Os olhos deslizam por aquelas águas calmas, como um espelho imenso, numa quietude que exacerba desde já o meu desejo de voltar com mais tempo, como alguém que não se contenta com a superfície mas que está também decidido a mergulhar. Por agora, a falta de intimidade com os lugares é compensada, ainda que de forma ténue e limitada, por um conhecimento que será aprofundado sobre o carácter das gentes deste país com três milhões e meio de habitantes (a diáspora representa já mais de quatro milhões).

- Fica com estas moedas. Não precisas de mais de 100 dram. São apenas três estações até ao terminal de autocarros, onde podes cambiar dinheiro. Adeus.

Comovido, caminhei até à plataforma do metro.

Um poço fundo

As pessoas acomodam-se em cima do motor, ao lado, o motorista do pequeno autocarro, que geme e se queixa de uma vida longa e dura, fuma e recolhe o dinheiro de quem se vai apeando.

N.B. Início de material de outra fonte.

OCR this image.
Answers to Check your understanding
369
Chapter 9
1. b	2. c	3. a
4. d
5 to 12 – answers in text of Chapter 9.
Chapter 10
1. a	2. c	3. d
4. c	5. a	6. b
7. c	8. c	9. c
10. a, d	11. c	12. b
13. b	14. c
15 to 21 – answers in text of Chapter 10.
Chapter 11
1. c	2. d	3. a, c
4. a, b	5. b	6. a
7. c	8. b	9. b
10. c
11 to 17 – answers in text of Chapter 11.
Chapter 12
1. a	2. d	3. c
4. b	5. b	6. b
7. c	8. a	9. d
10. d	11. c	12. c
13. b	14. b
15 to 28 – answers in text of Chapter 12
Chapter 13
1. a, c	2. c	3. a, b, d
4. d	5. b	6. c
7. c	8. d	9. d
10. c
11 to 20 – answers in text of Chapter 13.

Saio num cruzamento e sigo, a pé, pela estrada, ao longo de um vale, por entre terrenos cultivados e vinhedos; o vento cantava; ao fundo, banhado por uma luz cor de chumbo, recorta-se o mosteiro de Khor Virap.

Algumas centenas de visitantes andam pelo adro e, junto ao pórtico central da igreja, homens e mulheres, de rostos felizes e alinhados como uma guarda de honra, vivem numa inquietação que desaparece quase de imediato e se transforma em euforia — os noivos surgem, sorridentes, e alguém, saindo da multidão, lhes oferece duas pombas que o casal observa antes de lhes afagar a penugem e libertar nos céus com as suas nuvens baixas e cinzentas que por vezes deixam ver fragmentos dos cumes nevados do monte Ararat, erguendo-se, imponente, a mais de cinco mil metros.

A tarde avança.

Já a havia observado no interior do mosteiro, com os seus cabelos negros, a chama das velas dançando-lhe no rosto e realçando uma manifestação de fé que me comoveu e aprisionou o meu olhar.

- Importa-se de me tirar, por favor, uma fotografia, a mim e à minha família?

Dela emanava um sorriso bonito, uma expressão dócil. Eu já a fotografara mas ela não se apercebera do meu gesto furtivo. Tatev Sinanyan ausentou-se por instantes e regressou seguida de um grupo numeroso. Após as fotos, manteve um diálogo com familiares e amigos, a curta distância e de costas voltadas para mim.